10.   VBRROOCHIO’S Resurrection, made in about 1479, is also in the Bargello.

11.   The medieval monastery of Santo spirito-all final remains of which, apart from the refectory, were destroyed by fire in 1471 – was rebuilt to the designs of Brunelleschi between 1434 and 1487, the monks having given up one of their daily meals for half a century to help to pay for it. After Brunelleschi’s death there was a dispute about his plans for the façade of the church, which, despite the protestations of Giuliano da Sangallo, other craftsmen wished to alter. Lorenzo’s help was sought, but the façade was never finished. Giuliano da Sangallo made a model for the sacristy at Lorenzo’s instigation.

12.   The huge palazzo strozzi on the corner of Via Tornabuoni and Via Strozzi was built for Filippo Strozzi towards the end of the fifteenth century and the beginning of the sixteenth. The original design may have been by Giuliano da Sangallo but most of the work was supervised by Benedetto da Maiano, Giuliano’s brother and Simone del Pollaiuolo.

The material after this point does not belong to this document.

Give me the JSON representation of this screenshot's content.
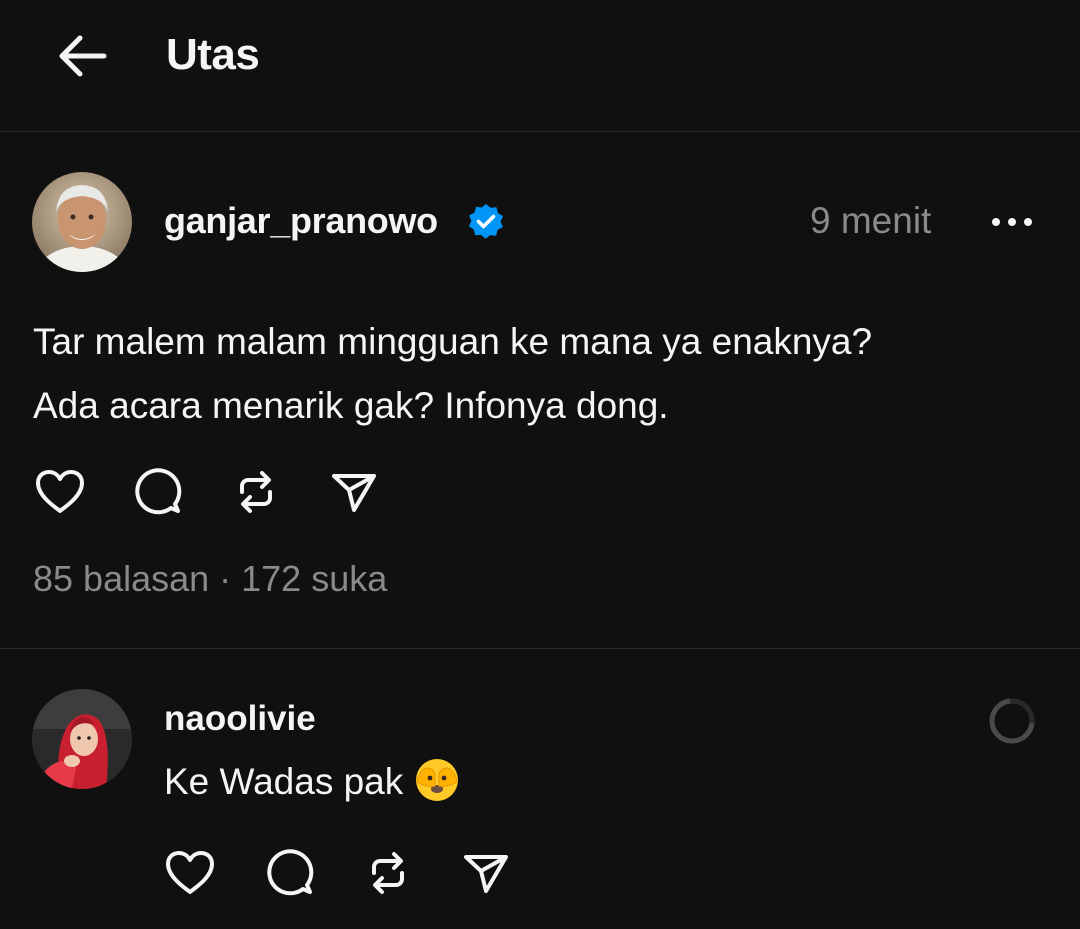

Filippo Strozzi’s son told the story that his father overcame any opposition there might have been to his building so magnificent a palace by making it appear that he had done so on Lorenzo’s advice. At first he rejected the plans of the various architects and craftsmen he employed on the grounds that their suggestions were too grandiose: he wanted a more modest palace altogether. But on being told that Lorenzo desired the city to be adorned and exalted in every way, he allowed himself to be persuaded to consult him. So Lorenzo was invited to look at the plans; and, having done so, he gave his approval to one of the most imposing. Still Strozzi feigned modesty, yet at the same time flattered Lorenzo by praising his taste. He wondered if such a grand building was really suitable for a man in his position; he had to admit, though, that Lorenzo understood these matters of space and style far better than he did. Eventually Strozzi built the palace he had always wanted. The foundation stone, as was usual at the time, was laid on a day deemed propitious by his astrologers – 6 August 1489.